Cost-effective chronic disease management of large numbers of patients requires the focus and expertise of all professions. Particularly important in this regard are nurse practitioners trained in sleep medicine. The School of Nursing at the University of Pennsylvania has taken the lead in developing a training program in this area. The benefit of a nurse-led treatment program for sleep apnea has already been demonstrated in a randomized trial in Australia.6
This model envisages that chronic management of patients with sleep disorders will be under the guidance of a sleep medicine physician. Some have argued that this should be the purview of the internist or family medicine practitioner.4 While this may be viable in the future, our own experience suggests that this is not something that the internist/family practitioner wants to take on, at least at present. They have difficulty managing the vast array of daily needs presented by their patients, resulting in major time pressures. Currently Penn is experimenting with placing our sleep medicine physicians as “embedded specialists” in the community-based internal medicine practices totally owned by the University of Pennsylvania (Clinical Care Associates). We envisage nurse practitioners trained in sleep medicine also practicing in these locations. Telemedicine/web-based approaches should be developed that assist in patient follow-up and tracking outcomes. This can be conducted in the patient's home, without the need for the patient to travel, park, and wait to see the physician or nurse practitioner.

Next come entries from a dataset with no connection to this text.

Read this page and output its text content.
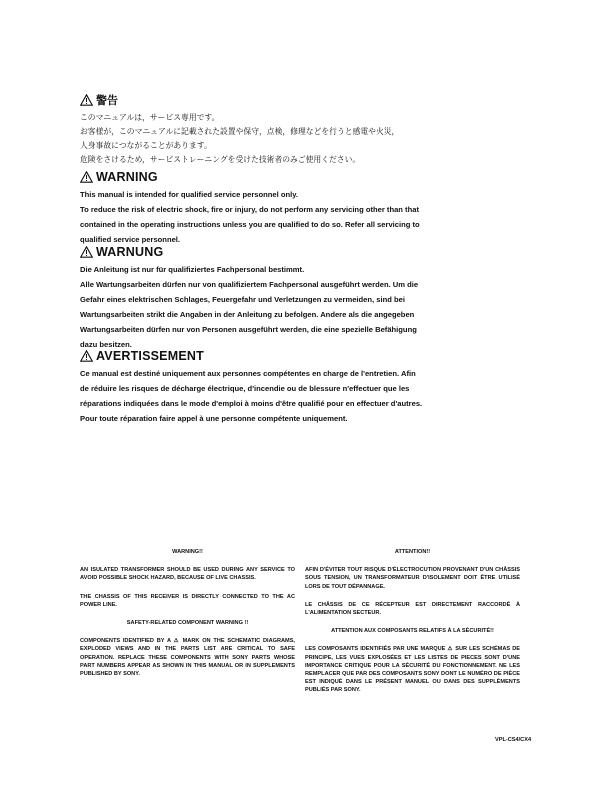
警告

このマニュアルは，サービス専用です。

お客様が，このマニュアルに記載された設置や保守，点検，修理などを行うと感電や火災，

人身事故につながることがあります。

危険をさけるため，サービストレーニングを受けた技術者のみご使用ください。

WARNING

This manual is intended for qualified service personnel only.

To reduce the risk of electric shock, fire or injury, do not perform any servicing other than that

contained in the operating instructions unless you are qualified to do so. Refer all servicing to

qualified service personnel.

WARNUNG

Die Anleitung ist nur für qualifiziertes Fachpersonal bestimmt.

Alle Wartungsarbeiten dürfen nur von qualifiziertem Fachpersonal ausgeführt werden. Um die

Gefahr eines elektrischen Schlages, Feuergefahr und Verletzungen zu vermeiden, sind bei

Wartungsarbeiten strikt die Angaben in der Anleitung zu befolgen. Andere als die angegeben

Wartungsarbeiten dürfen nur von Personen ausgeführt werden, die eine spezielle Befähigung

dazu besitzen.

AVERTISSEMENT

Ce manual est destiné uniquement aux personnes compétentes en charge de l'entretien. Afin

de réduire les risques de décharge électrique, d'incendie ou de blessure n'effectuer que les

réparations indiquées dans le mode d'emploi à moins d'être qualifié pour en effectuer d'autres.

Pour toute réparation faire appel à une personne compétente uniquement.

WARNING!!

AN ISULATED TRANSFORMER SHOULD BE USED DURING ANY SERVICE TO AVOID POSSIBLE SHOCK HAZARD, BECAUSE OF LIVE CHASSIS.

THE CHASSIS OF THIS RECEIVER IS DIRECTLY CONNECTED TO THE AC POWER LINE.

SAFETY-RELATED COMPONENT WARNING !!

COMPONENTS IDENTIFIED BY A ⚠ MARK ON THE SCHEMATIC DIAGRAMS, EXPLODED VIEWS AND IN THE PARTS LIST ARE CRITICAL TO SAFE OPERATION. REPLACE THESE COMPONENTS WITH SONY PARTS WHOSE PART NUMBERS APPEAR AS SHOWN IN THIS MANUAL OR IN SUPPLEMENTS PUBLISHED BY SONY.

ATTENTION!!

AFIN D'ÉVITER TOUT RISQUE D'ÉLECTROCUTION PROVENANT D'UN CHÂSSIS SOUS TENSION, UN TRANSFORMATEUR D'ISOLEMENT DOIT ÊTRE UTILISÉ LORS DE TOUT DÉPANNAGE.

LE CHÂSSIS DE CE RÉCEPTEUR EST DIRECTEMENT RACCORDÉ À L'ALIMENTATION SECTEUR.

ATTENTION AUX COMPOSANTS RELATIFS À LA SÉCURITÉ!!

LES COMPOSANTS IDENTIFIÉS PAR UNE MARQUE ⚠ SUR LES SCHÉMAS DE PRINCIPE, LES VUES EXPLOSÉES ET LES LISTES DE PIECES SONT D'UNE IMPORTANCE CRITIQUE POUR LA SÉCURITÉ DU FONCTIONNEMENT. NE LES REMPLACER QUE PAR DES COMPOSANTS SONY DONT LE NUMÉRO DE PIÈCE EST INDIQUÉ DANS LE PRÉSENT MANUEL OU DANS DES SUPPLÉMENTS PUBLIÉS PAR SONY.

VPL-CS4/CX4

While currently this brave new world is a dream, it all does not need to be accomplished at once. We do, however, need to take action on initial steps to make our field an outcomes-based field with innovative approaches to tracking outcomes, with currently available technology. We need to start with consensus on best practices, since much of this lacks a formal evidence base. There is, however, a wonderful opportunity to develop research programs in comparative effectiveness research to formally evaluate different strategies. This will require collaboration between academic medical centers, community-based practices and involve all stakeholders including insurance carriers and patients. As results of this research become available, diagnostic and treatment strategies can be modified and upgraded. It is a major opportunity for a partnership between our academic and clinical colleagues.
Thus, the fundamental themes of this commentary are the following: a) change in sleep medicine is essential and the time is now; b) the American Academy of Sleep Medicine needs to take the lead in indicating the urgency of the situation, based on the sub-optimal Massachusetts experience; c) the vision for our field should be a quality outcomes-based chronic disease management discipline for all sleep disorders, not just for sleep apnea; d) the American Academy of Sleep Medicine should lead change and use the power of the accreditation process to move our field to a quality outcomes field. It is time to be proactive, not reactive; and e) there is a need for all stakeholders to work together to develop the information technology we need.
The time is NOW. It is time to act. Groups who act can lead the change in the best interest of the people we serve, i.e., the millions of Americans with chronic sleep disorders.
Dr. Pack has indicated no financial conflicts of interest.